Optimistically: Our students need us to try now. AI is developing at such a rapid pace that hesitating to try it for just a few months means you might feel like your lightyears behind. If you fear certain consequences, rightly so, the very least you could do as a teacher would be to familiarize yourself with the terminology and landscape. Build your vocabulary and intuition for AI, so that when the time comes and you’re ready, you can hit the ground running with your students. Running the race doesn’t mean everyone’s on the same pace. It’s okay to pace yourself, too.
It doesn’t have to be scary. It can start with curiosity that leads to conversations. These conversations don’t have to be intimidating.
It’s okay to admit that you yourself are learning alongside your students.
In fact, your honesty will be most appreciated.
Whatever you decide on, start now.
Tackling the Challenge of Simplifying AI
We have an entire series of posts on social media designed to walk you through how to talk to your students about artificial intelligence, how to explain chatbots, etc. They’re written for teachers with all levels of AI experience in mind. Check out those posts, as well as our series on using analogies to explain AI.
Make it hands-on, do show-and-tells, and have students speak to ChatGPT with you. Do things together. You don’t need to have a computer science teacher with you the whole time.
Last but not least, you don’t even need to talk about AI terminology at times. Sometimes it’s about teaching them skills that they will need so that they can deal with these machines. Help them give clear instructions. Practice following directions. Teach them how to clarify when they’re unsure. Show them how to question questions and question answers.
So What? The Significance of AI Literacy
Most of the funding for anything AI-related is going to business, healthcare, and governments. Understandably so, as these are the industries that have the money to invest, and the industries that need and want to make the money back and more. They’re focused on their bottom line now.
But the bottom line of world economies involves training the generations now.
And that’s where we, the teachers, come in.
Unfortunately, ours is a role often taken for granted, but it is the backbone of the future.
Companies are spending billions trying to upskill their people now for the changes happening.
So, what happens when the first batch of graduates arrives?
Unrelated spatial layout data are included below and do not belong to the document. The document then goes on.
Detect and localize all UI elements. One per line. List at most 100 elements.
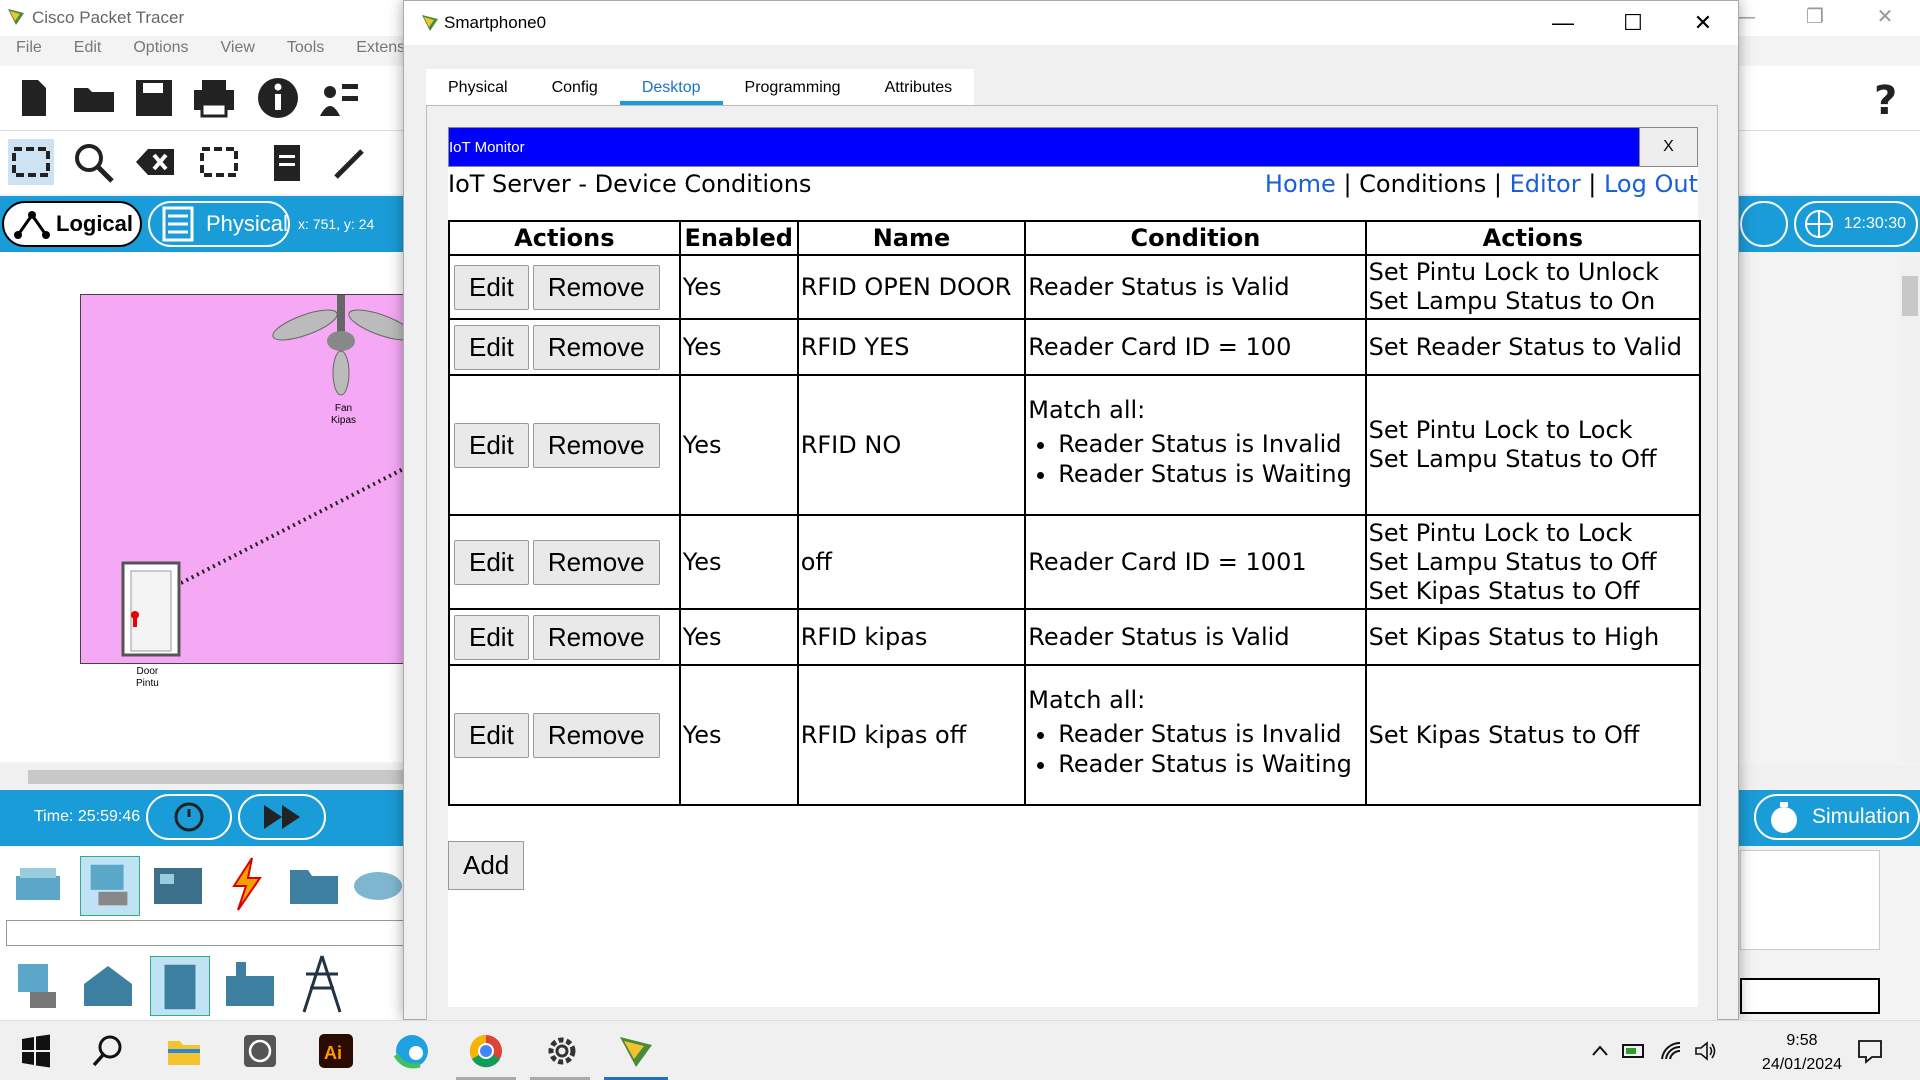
connections-icon[interactable] [218, 856, 274, 912]
packet-tracer-logo-icon [8, 9, 24, 25]
notifications-icon[interactable] [1856, 1037, 1884, 1065]
power-cycle-button[interactable] [146, 794, 232, 840]
dialog-minimize-button[interactable]: — [1528, 1, 1598, 45]
open-folder-icon[interactable] [72, 76, 116, 120]
save-icon[interactable] [132, 76, 176, 120]
nav-conditions: Conditions [1359, 170, 1487, 198]
dialog-maximize-button[interactable]: ☐ [1598, 1, 1668, 45]
search-icon[interactable] [88, 1031, 128, 1071]
menu-edit[interactable]: Edit [58, 36, 118, 64]
device-search-box[interactable] [6, 920, 405, 946]
fast-forward-icon [264, 805, 300, 829]
packet-tracer-taskbar-icon[interactable] [616, 1031, 656, 1071]
delete-icon[interactable] [132, 139, 178, 185]
remove-button[interactable]: Remove [532, 422, 660, 468]
menu-tools[interactable]: Tools [271, 36, 340, 64]
edit-button[interactable]: Edit [454, 614, 529, 660]
sim-bar-right: Simulation [1740, 790, 1920, 846]
door-icon[interactable] [121, 561, 181, 657]
action-item: Set Reader Status to Valid [1368, 332, 1682, 361]
cloud-icon[interactable] [352, 862, 402, 906]
page-title: IoT Server - Device Conditions [448, 170, 812, 198]
clock-badge[interactable]: 12:30:30 [1794, 201, 1918, 247]
app-title: Cisco Packet Tracer [32, 8, 185, 27]
edge-browser-icon[interactable] [392, 1031, 432, 1071]
tab-config[interactable]: Config [530, 69, 620, 105]
end-devices-icon[interactable] [80, 856, 140, 916]
smart-home-icon[interactable] [80, 958, 136, 1014]
remove-button[interactable]: Remove [532, 539, 660, 585]
battery-icon[interactable] [1622, 1041, 1648, 1061]
illustrator-icon[interactable]: Ai [316, 1031, 356, 1071]
nav-editor-link[interactable]: Editor [1510, 170, 1581, 198]
file-explorer-icon[interactable] [164, 1031, 204, 1071]
select-icon[interactable] [8, 139, 54, 185]
draw-line-icon[interactable] [326, 139, 372, 185]
help-icon[interactable]: ? [1864, 76, 1908, 120]
remove-button[interactable]: Remove [532, 712, 660, 758]
add-condition-button[interactable]: Add [448, 841, 525, 890]
edit-button[interactable]: Edit [454, 264, 529, 310]
enabled-cell: Yes [678, 254, 799, 320]
action-item: Set Pintu Lock to Lock [1368, 518, 1633, 547]
edit-button[interactable]: Edit [454, 712, 529, 758]
logical-view-tab[interactable]: Logical [2, 201, 142, 247]
resize-icon[interactable] [196, 139, 242, 185]
row-action-cell: Edit Remove [448, 664, 681, 806]
new-file-icon[interactable] [12, 76, 56, 120]
settings-gear-icon[interactable] [542, 1031, 582, 1071]
whatsapp-icon[interactable] [240, 1031, 280, 1071]
taskbar-clock[interactable]: 9:58 24/01/2024 [1762, 1029, 1842, 1077]
volume-icon[interactable] [1694, 1039, 1718, 1063]
dialog-window-controls: — ☐ ✕ [1528, 1, 1738, 45]
edit-button[interactable]: Edit [454, 422, 529, 468]
remove-button[interactable]: Remove [532, 324, 660, 370]
misc-folder-icon[interactable] [286, 860, 342, 910]
edit-button[interactable]: Edit [454, 539, 529, 585]
menu-file[interactable]: File [0, 36, 58, 64]
tab-physical[interactable]: Physical [426, 69, 530, 105]
fast-forward-button[interactable] [238, 794, 326, 840]
note-icon[interactable] [264, 139, 310, 185]
tab-attributes[interactable]: Attributes [863, 69, 975, 105]
network-info-icon[interactable] [318, 76, 362, 120]
remove-button[interactable]: Remove [532, 614, 660, 660]
vscroll-thumb[interactable] [1902, 276, 1918, 316]
name-cell: RFID OPEN DOOR [796, 254, 1027, 320]
home-device-icon[interactable] [10, 956, 66, 1012]
hscroll-thumb[interactable] [28, 770, 408, 784]
menu-options[interactable]: Options [117, 36, 204, 64]
tab-desktop[interactable]: Desktop [619, 69, 723, 105]
workspace-vscrollbar[interactable] [1900, 256, 1920, 762]
wifi-icon[interactable] [1660, 1039, 1684, 1063]
result-actions-cell: Set Pintu Lock to Lock Set Lampu Status t… [1364, 514, 1702, 610]
chrome-browser-icon[interactable] [466, 1031, 506, 1071]
menu-view[interactable]: View [205, 36, 271, 64]
nav-home-link[interactable]: Home [1265, 170, 1336, 198]
print-icon[interactable] [192, 76, 236, 120]
windows-start-icon[interactable] [16, 1031, 56, 1071]
conditions-table-body: Edit Remove Yes RFID OPEN DOOR Reader Status… [448, 254, 1702, 806]
remove-button[interactable]: Remove [532, 264, 660, 310]
physical-view-tab[interactable]: Physical [148, 201, 290, 247]
nav-logout-link[interactable]: Log Out [1604, 170, 1698, 198]
info-icon[interactable] [256, 76, 300, 120]
simulation-mode-button[interactable]: Simulation [1754, 794, 1920, 840]
components-icon[interactable] [150, 858, 206, 914]
zoom-icon[interactable] [70, 139, 116, 185]
nav-separator: | [1588, 170, 1597, 198]
power-grid-icon[interactable] [294, 954, 350, 1014]
chevron-up-icon[interactable] [1590, 1041, 1610, 1061]
smart-city-icon[interactable] [150, 956, 210, 1016]
scenario-box[interactable] [1740, 978, 1880, 1014]
edit-button[interactable]: Edit [454, 324, 529, 370]
industrial-icon[interactable] [222, 956, 278, 1012]
ceiling-fan-icon[interactable] [271, 295, 411, 405]
viewport-button[interactable] [1740, 201, 1788, 247]
pt-restore-button[interactable]: ❐ [1780, 0, 1850, 36]
pt-close-button[interactable]: ✕ [1850, 0, 1920, 36]
tab-programming[interactable]: Programming [723, 69, 863, 105]
iot-close-button[interactable]: X [1639, 128, 1697, 166]
dialog-close-button[interactable]: ✕ [1668, 1, 1738, 45]
network-devices-icon[interactable] [10, 858, 66, 914]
Would they be expected to know what those who have upskilled learned? Would it have been a waste if what we taught them years back prepared them for the past we are masters of, but not the future they will live in?
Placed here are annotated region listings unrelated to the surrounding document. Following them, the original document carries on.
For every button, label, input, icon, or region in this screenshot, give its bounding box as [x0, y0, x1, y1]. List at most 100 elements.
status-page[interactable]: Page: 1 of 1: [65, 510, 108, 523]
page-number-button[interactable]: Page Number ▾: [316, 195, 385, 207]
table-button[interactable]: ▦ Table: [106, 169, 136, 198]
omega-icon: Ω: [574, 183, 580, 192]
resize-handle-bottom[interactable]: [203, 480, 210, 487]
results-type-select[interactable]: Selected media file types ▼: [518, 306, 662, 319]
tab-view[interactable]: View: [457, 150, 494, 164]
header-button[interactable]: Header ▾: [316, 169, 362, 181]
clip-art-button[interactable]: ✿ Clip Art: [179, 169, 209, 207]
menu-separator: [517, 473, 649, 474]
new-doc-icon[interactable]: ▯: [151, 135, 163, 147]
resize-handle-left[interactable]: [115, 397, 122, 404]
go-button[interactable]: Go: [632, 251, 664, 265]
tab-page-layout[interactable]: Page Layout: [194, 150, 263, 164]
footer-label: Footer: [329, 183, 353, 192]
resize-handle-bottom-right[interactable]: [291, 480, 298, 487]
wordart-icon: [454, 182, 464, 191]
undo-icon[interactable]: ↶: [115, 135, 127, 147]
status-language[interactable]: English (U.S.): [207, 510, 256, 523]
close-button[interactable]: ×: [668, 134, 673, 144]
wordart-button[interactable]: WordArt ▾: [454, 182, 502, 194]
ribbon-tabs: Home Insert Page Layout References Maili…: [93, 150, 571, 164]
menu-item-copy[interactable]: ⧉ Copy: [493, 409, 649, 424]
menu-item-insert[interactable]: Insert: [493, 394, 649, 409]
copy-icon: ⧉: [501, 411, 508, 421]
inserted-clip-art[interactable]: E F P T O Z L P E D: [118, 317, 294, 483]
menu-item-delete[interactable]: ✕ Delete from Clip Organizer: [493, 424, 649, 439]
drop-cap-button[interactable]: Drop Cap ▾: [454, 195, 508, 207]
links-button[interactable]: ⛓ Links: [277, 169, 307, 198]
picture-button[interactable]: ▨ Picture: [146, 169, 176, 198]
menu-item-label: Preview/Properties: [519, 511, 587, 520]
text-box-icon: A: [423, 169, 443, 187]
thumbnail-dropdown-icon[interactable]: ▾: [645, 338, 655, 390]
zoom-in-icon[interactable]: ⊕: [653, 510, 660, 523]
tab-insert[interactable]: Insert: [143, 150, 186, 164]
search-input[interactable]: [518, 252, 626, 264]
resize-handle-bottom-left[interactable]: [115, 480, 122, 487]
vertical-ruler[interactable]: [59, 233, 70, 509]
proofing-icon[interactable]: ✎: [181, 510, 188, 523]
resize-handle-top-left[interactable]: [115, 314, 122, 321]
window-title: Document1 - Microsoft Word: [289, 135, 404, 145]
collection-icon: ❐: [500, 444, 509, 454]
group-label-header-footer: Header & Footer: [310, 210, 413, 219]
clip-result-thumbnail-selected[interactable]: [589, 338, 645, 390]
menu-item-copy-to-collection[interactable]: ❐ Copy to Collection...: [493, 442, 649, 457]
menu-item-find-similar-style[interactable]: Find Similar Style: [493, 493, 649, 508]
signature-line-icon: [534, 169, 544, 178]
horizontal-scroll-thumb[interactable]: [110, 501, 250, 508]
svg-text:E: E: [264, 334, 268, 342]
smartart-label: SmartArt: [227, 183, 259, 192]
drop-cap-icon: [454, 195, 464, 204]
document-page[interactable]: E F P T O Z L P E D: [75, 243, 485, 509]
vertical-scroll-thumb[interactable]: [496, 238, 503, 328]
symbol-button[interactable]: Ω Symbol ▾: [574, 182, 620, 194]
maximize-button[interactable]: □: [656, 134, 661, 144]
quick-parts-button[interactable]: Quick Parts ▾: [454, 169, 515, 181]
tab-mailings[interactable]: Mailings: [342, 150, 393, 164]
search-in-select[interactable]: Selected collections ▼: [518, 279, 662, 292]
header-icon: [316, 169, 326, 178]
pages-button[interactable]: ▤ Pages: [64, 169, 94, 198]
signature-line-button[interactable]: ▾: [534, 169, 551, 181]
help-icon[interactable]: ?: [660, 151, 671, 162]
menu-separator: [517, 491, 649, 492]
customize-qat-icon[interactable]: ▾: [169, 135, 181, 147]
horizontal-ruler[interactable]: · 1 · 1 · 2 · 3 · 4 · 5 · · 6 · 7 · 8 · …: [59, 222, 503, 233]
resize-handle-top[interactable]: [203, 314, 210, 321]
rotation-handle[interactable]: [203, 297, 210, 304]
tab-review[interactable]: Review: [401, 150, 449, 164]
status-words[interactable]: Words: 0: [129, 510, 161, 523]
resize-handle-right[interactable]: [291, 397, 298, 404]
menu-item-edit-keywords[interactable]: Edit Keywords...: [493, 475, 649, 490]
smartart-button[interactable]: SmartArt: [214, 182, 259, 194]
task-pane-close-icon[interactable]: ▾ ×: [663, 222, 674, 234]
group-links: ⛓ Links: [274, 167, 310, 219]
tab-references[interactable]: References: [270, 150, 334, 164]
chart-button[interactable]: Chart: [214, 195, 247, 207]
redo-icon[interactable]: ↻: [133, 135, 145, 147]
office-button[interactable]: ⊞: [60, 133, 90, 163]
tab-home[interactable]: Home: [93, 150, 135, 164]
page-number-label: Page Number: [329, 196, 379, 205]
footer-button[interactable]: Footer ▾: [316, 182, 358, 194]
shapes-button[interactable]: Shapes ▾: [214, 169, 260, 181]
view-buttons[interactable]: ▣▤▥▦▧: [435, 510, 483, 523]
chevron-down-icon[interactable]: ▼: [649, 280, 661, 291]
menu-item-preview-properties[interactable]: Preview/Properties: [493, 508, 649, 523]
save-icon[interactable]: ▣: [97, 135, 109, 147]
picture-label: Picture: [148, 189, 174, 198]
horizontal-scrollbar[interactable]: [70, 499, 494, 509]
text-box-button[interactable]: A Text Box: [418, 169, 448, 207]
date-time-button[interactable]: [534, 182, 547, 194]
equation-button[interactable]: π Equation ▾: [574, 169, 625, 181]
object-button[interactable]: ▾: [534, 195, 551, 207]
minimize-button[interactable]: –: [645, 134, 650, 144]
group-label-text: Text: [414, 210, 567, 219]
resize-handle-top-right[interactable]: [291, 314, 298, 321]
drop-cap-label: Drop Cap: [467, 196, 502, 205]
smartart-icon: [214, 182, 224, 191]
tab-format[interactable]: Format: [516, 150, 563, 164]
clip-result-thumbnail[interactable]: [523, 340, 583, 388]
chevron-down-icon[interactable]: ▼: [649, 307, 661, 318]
Now What? Actionable Steps for Educators
Immediate Actions to Take
- Integrate AI into the Curriculum: Begin with the basics of AI in current subjects. Use real-world AI applications to make lessons tangible.
- Facilitate Ethical AI Discussions: Create a platform for debating AI ethics. Encourage students to contemplate AI’s societal impact.
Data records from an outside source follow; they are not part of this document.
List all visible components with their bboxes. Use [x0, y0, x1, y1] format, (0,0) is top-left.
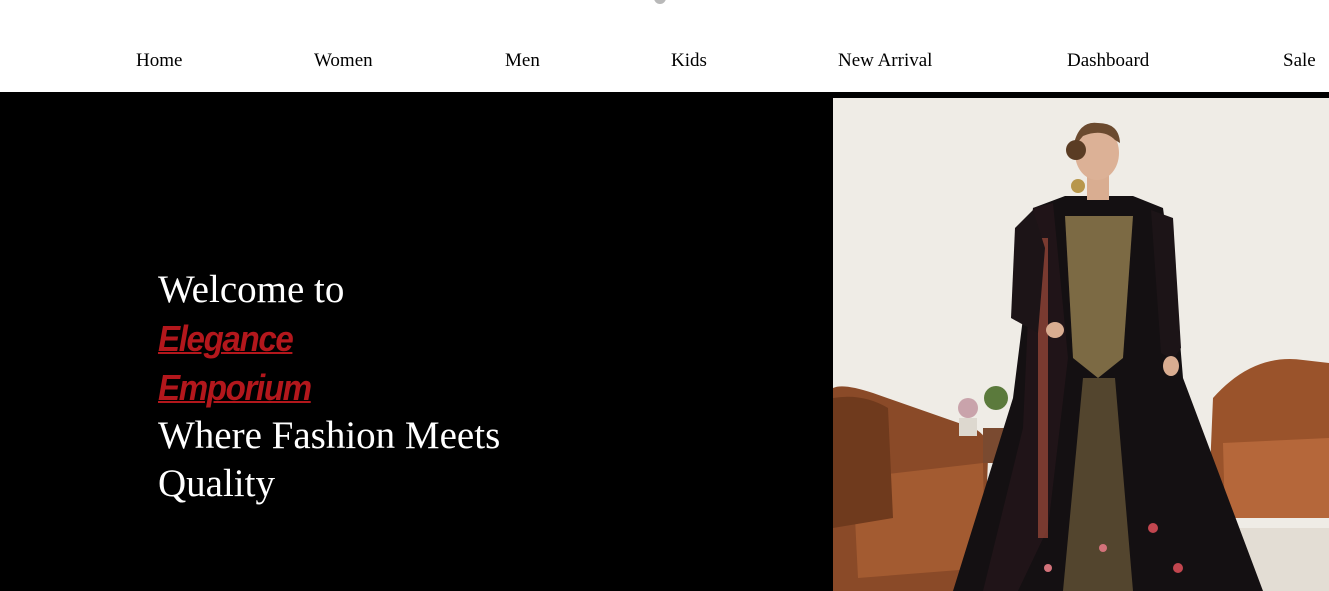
- hero-text: Welcome to Elegance Emporium Where Fashi…: [158, 266, 538, 508]
- logo-icon[interactable]: [654, 0, 666, 4]
- header-top: [0, 0, 1329, 34]
- nav-item-dashboard[interactable]: Dashboard: [1067, 50, 1149, 72]
- nav-item-kids[interactable]: Kids: [671, 50, 707, 72]
- hero-brand-line-2: Emporium: [158, 367, 312, 408]
- nav-item-sale[interactable]: Sale: [1283, 50, 1316, 72]
- hero-brand-line-1: Elegance: [158, 318, 294, 359]
- hero-model-image: [833, 98, 1329, 591]
- hero-tagline: Where Fashion Meets Quality: [158, 414, 501, 505]
- nav-item-new-arrival[interactable]: New Arrival: [838, 50, 932, 72]
- hero-banner: Welcome to Elegance Emporium Where Fashi…: [0, 96, 1329, 591]
- nav-item-home[interactable]: Home: [136, 50, 182, 72]
- nav-item-women[interactable]: Women: [314, 50, 373, 72]
- nav-item-men[interactable]: Men: [505, 50, 540, 72]
- main-nav: Home Women Men Kids New Arrival Dashboar…: [0, 34, 1329, 92]
- hero-photo-illustration: [833, 98, 1329, 591]
- hero-welcome: Welcome to: [158, 268, 345, 311]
- Invest in Professional Development: Stay abreast of AI advancements. Seek out educational opportunities in AI.
- Encourage Hands-On AI Projects: Get students involved with AI tools and their practical uses. Discuss the pros and cons of AI technologies.
- Community Engagement: Educate parents and communities on the importance of AI literacy. Host events to broaden AI understanding.
- Promote Continuous Learning: Foster an environment where learning about AI is ongoing. Highlight that AI is a constantly evolving field.
Embracing Our Role in the AI Era I got into AI accidentally, but you don’t have to.
I hope you start with it intentionally.
You’ve got ChatGPT, Claude, Bard Gemini, Perplexity.ai, and all the other apps at your disposal now. Brainstorm with these chatbots on how you can streamline your workflow, improve your teaching methodologies, consider ideas you’ve never thought of before, and deepen engagement with students.
Use it. Enjoy it fearlessly and shape our future purposefully, for good. Start today!